HRC: MsJudgment
For the upcoming presidential election, good advice came years ago from Lt. General Russel L. Honoré: don’t get “stuck on stupid.” General Honoré was asking everyone to get ready for an impending storm (Hurricane Rita back then) by concentrating on what is important. Voters should do the same. Set aside the daily noise and look for what really matters in a presidential election: evidence of a candidate’s judgment. Does a candidate have the judgment needed to handle the job?
In the case of candidate Hillary Clinton, the past record demonstrates that she does not.
Does anyone think Mrs. Clinton exercised good judgment in the way she handled health care and health insurance reform in the early years of the presidency of Bill Clinton? For those too young to remember, President Clinton gave her the job of formulating a reform plan. She chose to run a closed shop, irritating allies and opponents alike, and ended up with failure. You will hear the usual drivel about advancing the cause, raising the issues, setting the stage. Delusional claptrap. She bungled it.
On war, Mrs. Clinton’s judgment is just scary. She voted for the war in Iraq, opposed the surge that rescued that disaster, supported the withdrawal of U.S. forces that left a vacuum, and praised the Iraqi government formed under Nouri al-Maliki. How could anyone be wrong so many times on the same issue? Mothers and fathers of America, do you want to trust the lives of your sons and daughters to that flawed judgment?
On the September 11, 2012 deaths in Benghazi, her judgment was criminally negligent. Forget the talking points, the existence or nonexistence of stand down orders, and all the other frenzies of congressional Republicans. In December of 2009, the nonpartisan Government Accountability Office recommended that the “Secretary of State … conduct a strategic review of Diplomatic Security to ensure that its missions and activities address its priority needs.” They meant the secretary of state, because the can-do folks at Diplomatic Security are too quick to salute and man the barricades, wherever they might be, whether they should be there or not. After the attack, the GAO testified that the strategic review they had recommended in 2009 had not been done.
As secretary of state, Mrs. Clinton refused to designate Boko Harm as a terrorist organization. The group has gone on to kill more than 5,000 civilians, kidnap 276 schoolgirls, and cause hundreds of thousands of others to flee their homes. John Kerry, who became secretary of state after Mrs. Clinton, designated Boko Haram a terrorist organization (State Dept. release, 11/13/13).
On January 25, 2011, Secretary of State Hillary Clinton declared that the Egyptian government is stable (State Dept. transcript). Seventeen days later, the Egyptian government under Hosni Mubarak collapsed. Later, Mrs. Clinton claimed that “few observers could have predicted just how fragile it actually was” (Hard Choices, p. 283). Oh?
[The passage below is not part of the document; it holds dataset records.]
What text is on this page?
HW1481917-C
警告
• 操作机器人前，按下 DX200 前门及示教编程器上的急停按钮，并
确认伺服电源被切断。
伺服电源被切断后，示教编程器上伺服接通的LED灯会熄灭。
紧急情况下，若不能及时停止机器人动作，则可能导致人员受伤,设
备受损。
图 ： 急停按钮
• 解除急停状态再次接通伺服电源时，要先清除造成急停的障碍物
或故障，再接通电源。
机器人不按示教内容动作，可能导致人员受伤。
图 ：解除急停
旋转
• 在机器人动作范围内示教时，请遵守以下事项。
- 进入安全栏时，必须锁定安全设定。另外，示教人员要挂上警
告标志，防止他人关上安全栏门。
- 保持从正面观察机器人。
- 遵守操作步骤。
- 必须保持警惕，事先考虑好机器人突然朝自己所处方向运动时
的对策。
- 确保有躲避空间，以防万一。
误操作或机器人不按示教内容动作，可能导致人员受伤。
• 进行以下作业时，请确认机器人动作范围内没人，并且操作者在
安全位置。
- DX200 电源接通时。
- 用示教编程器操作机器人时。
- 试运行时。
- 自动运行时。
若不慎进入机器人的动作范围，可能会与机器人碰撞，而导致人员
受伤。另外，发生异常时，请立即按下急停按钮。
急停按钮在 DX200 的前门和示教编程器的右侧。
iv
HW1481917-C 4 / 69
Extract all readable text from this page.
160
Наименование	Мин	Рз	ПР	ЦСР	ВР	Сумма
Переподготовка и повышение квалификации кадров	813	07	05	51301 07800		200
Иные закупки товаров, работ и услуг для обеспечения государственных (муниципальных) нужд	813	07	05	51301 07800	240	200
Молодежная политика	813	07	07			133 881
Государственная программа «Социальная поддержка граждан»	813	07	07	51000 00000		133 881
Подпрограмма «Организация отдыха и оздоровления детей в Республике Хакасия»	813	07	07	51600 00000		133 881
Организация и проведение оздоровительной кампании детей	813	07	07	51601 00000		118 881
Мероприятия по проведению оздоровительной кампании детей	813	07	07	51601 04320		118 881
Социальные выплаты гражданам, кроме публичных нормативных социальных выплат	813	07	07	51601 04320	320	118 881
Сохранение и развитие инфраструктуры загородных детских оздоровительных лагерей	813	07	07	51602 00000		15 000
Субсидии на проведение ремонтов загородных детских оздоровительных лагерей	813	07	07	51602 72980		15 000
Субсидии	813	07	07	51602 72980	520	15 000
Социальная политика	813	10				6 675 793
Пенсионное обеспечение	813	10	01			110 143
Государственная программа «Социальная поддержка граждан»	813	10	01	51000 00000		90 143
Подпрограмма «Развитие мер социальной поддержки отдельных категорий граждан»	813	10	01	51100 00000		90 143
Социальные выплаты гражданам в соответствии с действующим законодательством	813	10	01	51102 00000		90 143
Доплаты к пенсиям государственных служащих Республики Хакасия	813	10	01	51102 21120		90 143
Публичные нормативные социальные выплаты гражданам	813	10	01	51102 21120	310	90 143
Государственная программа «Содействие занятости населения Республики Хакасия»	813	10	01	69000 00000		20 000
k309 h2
What do you think a major Washington think-tank (the Brookings Institution) meant when on January 27, 2011 they wrote: “Indicators of instability in Egypt bear a striking resemblance to the Tunisian model that led to the toppling of that country's regime”?
What about those e-mails? There is a tendency in politics to focus on tiny details. The server. What the rules were then and when they changed. One device. Two devices. How many e-mails. What was turned over and what was not. Step back for a moment. The United States secretary of state is the highest-ranking member of the president’s cabinet and fourth in line to succeed the president. But Secretary of State Clinton decided it would be a good idea to run government business through a private computer stuck in her home in New York. What next, the secretary of defense with extra nukes in his garage? The secretary of treasury with the government’s petty cash in his bedroom safe?
Of Mrs. Clinton’s e-mail decision, the editorial board of the Washington Post declared: “Poor judgment.” A pretty good two-word description of this candidate.